Whilst hardly prolific, the last decade has found her in more experimental form, with stripped jazz albums and, in 1997’s Ghostyhead, spoken recitations over ambient noise and guitar. Even so, when early last year she described a forthcoming work as “an improvised interpretation of Christian ideology”, even the diehards could be forgiven a cold shudder. But what a record this is: Rickie Lee in the raw, scatting, squawking and whispering through 13 songs of angry rock and unnervingly stark arrangements. Fired by the gospel teachings, it’s as much an exploration of her own faith as a commentary on Christ’s place in a fucked-up world. Jesus, she feels, gets too much bad press.

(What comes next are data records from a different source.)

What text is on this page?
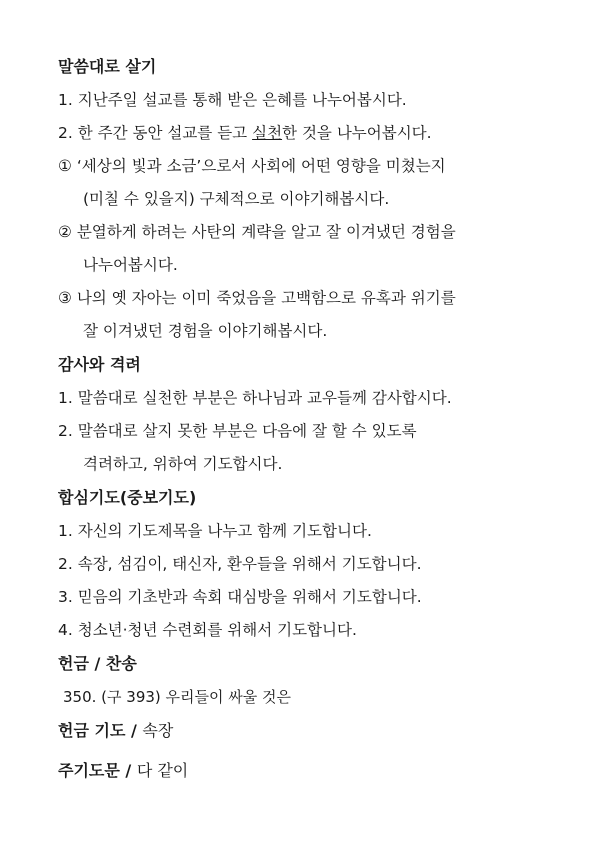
말씀대로 살기
1. 지난주일 설교를 통해 받은 은혜를 나누어봅시다.
2. 한 주간 동안 설교를 듣고 실천한 것을 나누어봅시다.
① ‘세상의 빛과 소금’으로서 사회에 어떤 영향을 미쳤는지
(미칠 수 있을지) 구체적으로 이야기해봅시다.
② 분열하게 하려는 사탄의 계략을 알고 잘 이겨냈던 경험을
나누어봅시다.
③ 나의 옛 자아는 이미 죽었음을 고백함으로 유혹과 위기를
잘 이겨냈던 경험을 이야기해봅시다.
감사와 격려
1. 말씀대로 실천한 부분은 하나님과 교우들께 감사합시다.
2. 말씀대로 살지 못한 부분은 다음에 잘 할 수 있도록
격려하고, 위하여 기도합시다.
합심기도(중보기도)
1. 자신의 기도제목을 나누고 함께 기도합니다.
2. 속장, 섬김이, 태신자, 환우들을 위해서 기도합니다.
3. 믿음의 기초반과 속회 대심방을 위해서 기도합니다.
4. 청소년·청년 수련회를 위해서 기도합니다.
헌금 / 찬송
350. (구 393) 우리들이 싸울 것은
헌금 기도 / 속장
주기도문 / 다 같이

With Peter Atanasoff slashing guitar behind her like a vintage Lenny Kaye, Jones often sounds as fervid as Patti Smith. When exuding low-key menace, she could be a distaff Jim White. “Nobody Knows My Name” is a wholly improvised rant that, along with “It Hurts”, suggests her faith is often a struggle. With its scratchy guitar coda, “Where I Like It Best” alludes to the Lord’s Prayer, whilst “Elvis Cadillac” imagines Presley coasting the heavens while Janis Joplin works the corner bar. The extra bursts of accompaniment are sharp – heraldic-sounding trumpets, the odd cannon-fire drumshot.

But for all its weird dissonance, Sermon…’s musical crudeness gives it a powerful immediacy. Strangely accessible and highly addictive, it’s her best work in three decades.